We are thankful to have OBT. We are especially thankful both Alison Roper and Ann Mueller dance for this company. We dread the day when one, the other, or both leave. We have watched both these women since 1996 and they just continue to amaze us with both their strength and their grace. In a company that seems on the young side to us, these two dancers really stand out and have for a long time. We find them fascinating.
Questions or comments on ballet etiquette.
How does this compare to other venues around the country? Take into consideration that we choose to go to the Sunday Matinee, realizing full well Sunday matinee is when parents are most likely to take kids, the atmosphere is a little less formal, etc. The tickets still cost us around $75.00 each (which some of you will find inexpensive). To us, $150 is a significant amount to pay for two-three hours of entertainment. With that in mind....
We had a man in front of us take off his shoes and socks during the performance. He would slip them back on during intermissions, but took them off and aired his feet out during the performances. For the most part, he sat with them crossed...the sole of one foot facing the aisle. Just enough in front and to the side of me that my peripheral vision engaged whenever he wiggled his toes.

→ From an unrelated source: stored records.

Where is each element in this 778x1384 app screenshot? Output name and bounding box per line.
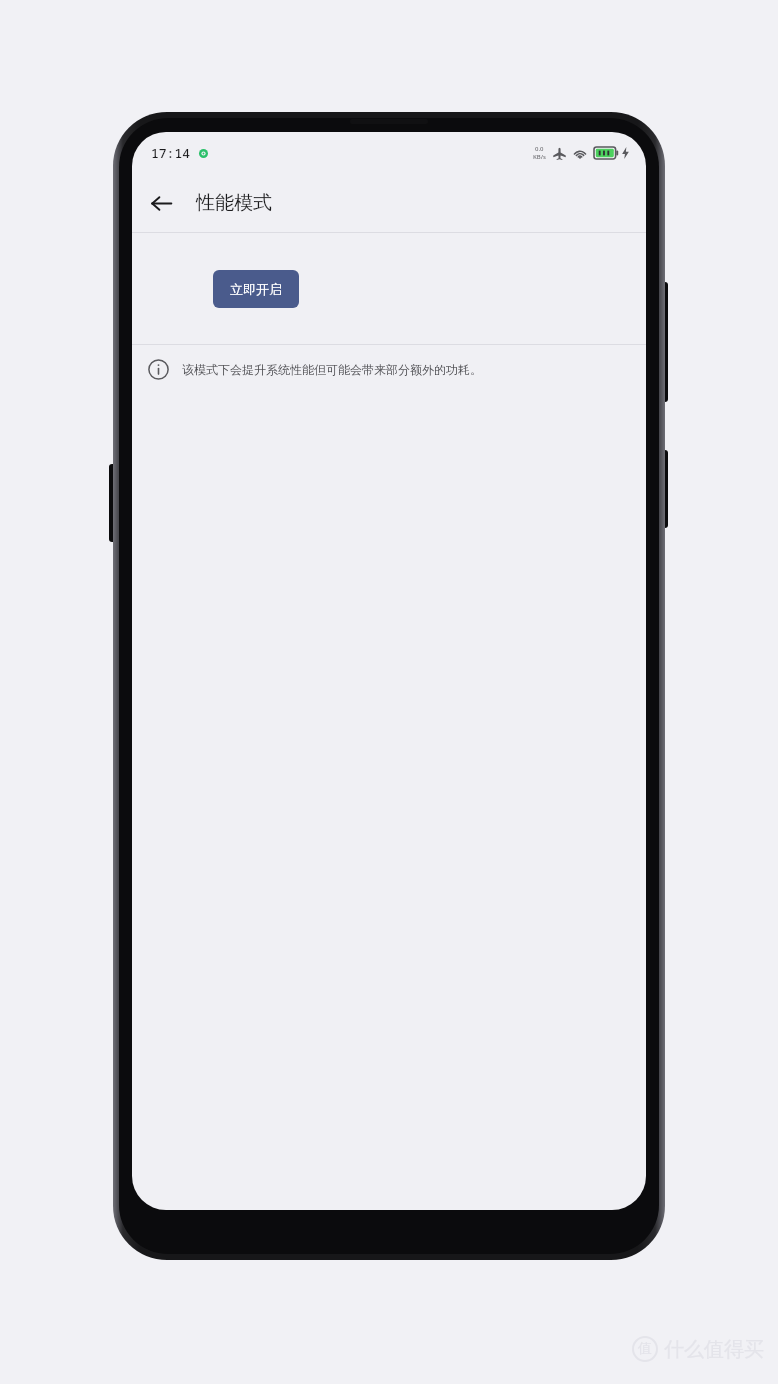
staticText: 0.0 [535,145,544,153]
staticText: 该模式下会提升系统性能但可能会带来部分额外的功耗。 [182,362,482,377]
button[interactable]: Back [138,180,184,226]
staticText: 性能模式 [196,191,272,215]
staticText: 17:14 [151,144,191,162]
staticText: KB/s [533,153,546,161]
staticText: 值 [638,1340,652,1358]
button[interactable]: 立即开启 [213,270,299,308]
staticText: 立即开启 [230,281,282,297]
staticText: 什么值得买 [664,1337,764,1362]
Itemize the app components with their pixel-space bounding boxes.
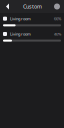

A woman behind us gave her child a cellophane wrapped bag of goodies to eat. They did not get eaten during either of the two intermissions, but were held in anticipation of the show. Crinkle, crinkle, crinkle....munch, munch, munch.
I can excuse the occasional parent who needs to leave with a child, but do they need to come back in? We have monitors in the lobby. One lady left and returned with her child twice from the row in front of us.
Lastly, what do you do about people who keep talking? Either telling the person next to them what just happened on stage or chatting away about non-ballet related events?
I was instructed at some point in my life that going to the ballet was special, and that talking, unwrapping cellophane, crunching plastic water bottles, and going barefoot were unacceptable. Have the standards changed? Have I become an old fuddy-duddy? Am I a 40+ year old beer-drinking gun-nut ballet snob?
I am glad people are supporting the ballet and the arts in general. I want more people coming to the shows, but at what point do you tell people that their behavior is inappropriate? Is this an "only in Portland, Oregon" thing?